Постепенно болезненное состояние, которое продолжалось полгода, проходило, и в письме марта 1834 года больше не было жалоб. Напротив, кажется, началось время приподнятого настроения и активности. Он снова начал много сочинять и шутливо сообщал в апреле: «Не пугайтесь, я отращиваю себе усы». Все признаки указывали на то, что он, как музыкант, писатель и композитор вошел в свой период «Бури и натиска». Отдохнув от тяжелого кризиса, он в поисках контактов с художниками встретил в Лейпциге, тогдашней музыкальной столице Германии, талантливого пианиста и композитора Людвига Шунке, который приехал в декабре 1833 года и существенно способствовал тому, что Шуман снова нашел в себе силы и внутреннее спокойствие, необходимое для новой деятельности. «Тогда в декабре Людвиг Шунке — как звезда», говорилось в начале новой дружбы с некоторой гомофилической окраской. Дружба между ними началась после ссоры Шунке с Отто Николаи, который был в Лейпциге в гостях и якобы «замарал» имя Шунке. Шунке вызвал его на дуэль и попросил Шумана быть секундантом. Дуэль, к счастью, не состоялась, но оба молодых музыканта с этого времени жили вместе в квартире Шумана и оба решили работать для журнала «Neue Zeitschrift für Musik». В это время родилась идея «давидсбюндлеров», к которым относились единомышленники, собиравшиеся постоянно в кафе «Zum Kaffebaum», подобно «гармоничному союзу» Карла Марии фон Вебер. Прогрессивные музыканты этого союза-под руководством Шумана вели в своем новом журнале борьбу против правивших тогда в музыкальном мире и отставших от жизни «филистеров». Этому музыкальному союзу Шуман, как ответственный редактор, посвятил 10 лет, значительную часть своей, жизни и творческих сил. В свои неполные 24 года он стал, таким образом, неоспоримым духовным авторитетом музыкальной Германии. Изобразительной формой для своей критики он избрал ставшее вскоре известным завуалированное сообщение в духе литературного мистицизма, когда не только он сам выступал в роли Флористана или Эвсебия, но и давал своим сотрудникам фантастические имена. В качестве музыкального директора Шуман окончательно пришел к композиторской деятельности сложным, кружным путем, начиная с литературных занятий через мечту пианиста-виртуоза и деятельность музыкального критика. Все это создало предпосылки для того, чтобы Шуман стал универсальной личностью романтизма.

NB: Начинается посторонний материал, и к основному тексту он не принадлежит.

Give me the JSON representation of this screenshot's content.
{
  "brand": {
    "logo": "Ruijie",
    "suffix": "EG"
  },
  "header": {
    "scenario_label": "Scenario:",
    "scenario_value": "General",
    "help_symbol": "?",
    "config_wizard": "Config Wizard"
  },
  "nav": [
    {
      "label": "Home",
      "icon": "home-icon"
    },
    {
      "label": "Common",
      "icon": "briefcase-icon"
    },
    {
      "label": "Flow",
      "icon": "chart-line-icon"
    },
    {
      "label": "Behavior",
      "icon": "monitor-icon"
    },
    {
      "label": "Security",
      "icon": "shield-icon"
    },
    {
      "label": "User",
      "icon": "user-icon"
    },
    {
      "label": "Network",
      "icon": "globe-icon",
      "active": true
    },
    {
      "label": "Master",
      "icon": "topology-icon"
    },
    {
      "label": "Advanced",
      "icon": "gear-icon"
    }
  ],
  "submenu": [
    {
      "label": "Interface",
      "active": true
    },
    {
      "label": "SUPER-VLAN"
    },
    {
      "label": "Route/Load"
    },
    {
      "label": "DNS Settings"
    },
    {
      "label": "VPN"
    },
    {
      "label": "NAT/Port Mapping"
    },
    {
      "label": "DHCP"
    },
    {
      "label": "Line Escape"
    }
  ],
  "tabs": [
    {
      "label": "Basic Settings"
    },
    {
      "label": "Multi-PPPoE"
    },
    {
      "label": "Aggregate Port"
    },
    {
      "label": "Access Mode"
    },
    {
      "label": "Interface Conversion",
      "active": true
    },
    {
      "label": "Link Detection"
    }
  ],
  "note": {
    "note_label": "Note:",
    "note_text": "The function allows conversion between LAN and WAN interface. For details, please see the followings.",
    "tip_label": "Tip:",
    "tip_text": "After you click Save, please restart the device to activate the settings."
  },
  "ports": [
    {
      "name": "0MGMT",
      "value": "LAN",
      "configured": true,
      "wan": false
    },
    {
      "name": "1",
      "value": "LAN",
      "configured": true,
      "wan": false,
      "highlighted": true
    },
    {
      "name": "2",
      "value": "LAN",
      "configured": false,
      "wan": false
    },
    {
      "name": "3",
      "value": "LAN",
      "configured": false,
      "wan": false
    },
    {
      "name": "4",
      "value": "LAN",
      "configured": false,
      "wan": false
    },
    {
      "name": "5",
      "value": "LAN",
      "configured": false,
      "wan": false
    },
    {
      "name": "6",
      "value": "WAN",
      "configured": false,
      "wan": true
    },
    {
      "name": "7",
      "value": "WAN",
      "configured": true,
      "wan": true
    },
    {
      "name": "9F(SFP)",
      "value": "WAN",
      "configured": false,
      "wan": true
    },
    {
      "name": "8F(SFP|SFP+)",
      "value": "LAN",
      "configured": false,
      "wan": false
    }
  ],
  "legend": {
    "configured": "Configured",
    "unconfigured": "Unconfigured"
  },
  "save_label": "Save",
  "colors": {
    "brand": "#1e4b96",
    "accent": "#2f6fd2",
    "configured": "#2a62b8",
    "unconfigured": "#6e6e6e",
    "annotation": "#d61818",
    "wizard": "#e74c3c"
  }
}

Продуктивные годы, 1834 и 1835, отмечены любовью к двум женщинам. Его любовь к Эрнестине фон Фрикен была с самой первой встречи 6 апреля 1834 года очень большой. Эрнестина любила его также глубоко и искренне, так что 2 июня он писал своей матери: «Эрнестина, дочь богатого богемского барона фон Фрикена, чудесное чистое дитя, нежная и умная, горячо любит меня, любит искусство, чрезвычайно музыкальна — короче, такую жену я желал бы себе». Так как девушка, по свидетельству современников, не отличалась ни красотой, ни умом, можно только удивляться этим страстным словам. Возможно сближение с ней объясняется советом врача: «Найдите себе женщину, она Вас сразу вылечит». Отсюда понятен и его мотив — «Я очень хотел найти такую женщину», — спасение женщиной. Однако здесь могли быть и чисто расчетливые эгоистические цели. Иначе трудно объяснить заметное охлаждение, когда он во время посещения любимой в ее родном городе Аше узнал, что она не является родной дочерью барона. Он рассказывал позже Кларе: «Когда я узнал, что она бедна, а сам, каким бы прилежным я не был, имею совсем немного, то на меня как будто надели кандалы… моя карьера художника показалась мне смешной. Я поговорил с моей матерью и мы сошлись на мнении, что это доставит только слишком много хлопот». Снова потребность в материнской защищенности и выражение «нарцисской замкнутости, когда он, как „холодная статуя“ воспринимает своих сограждан как вещи».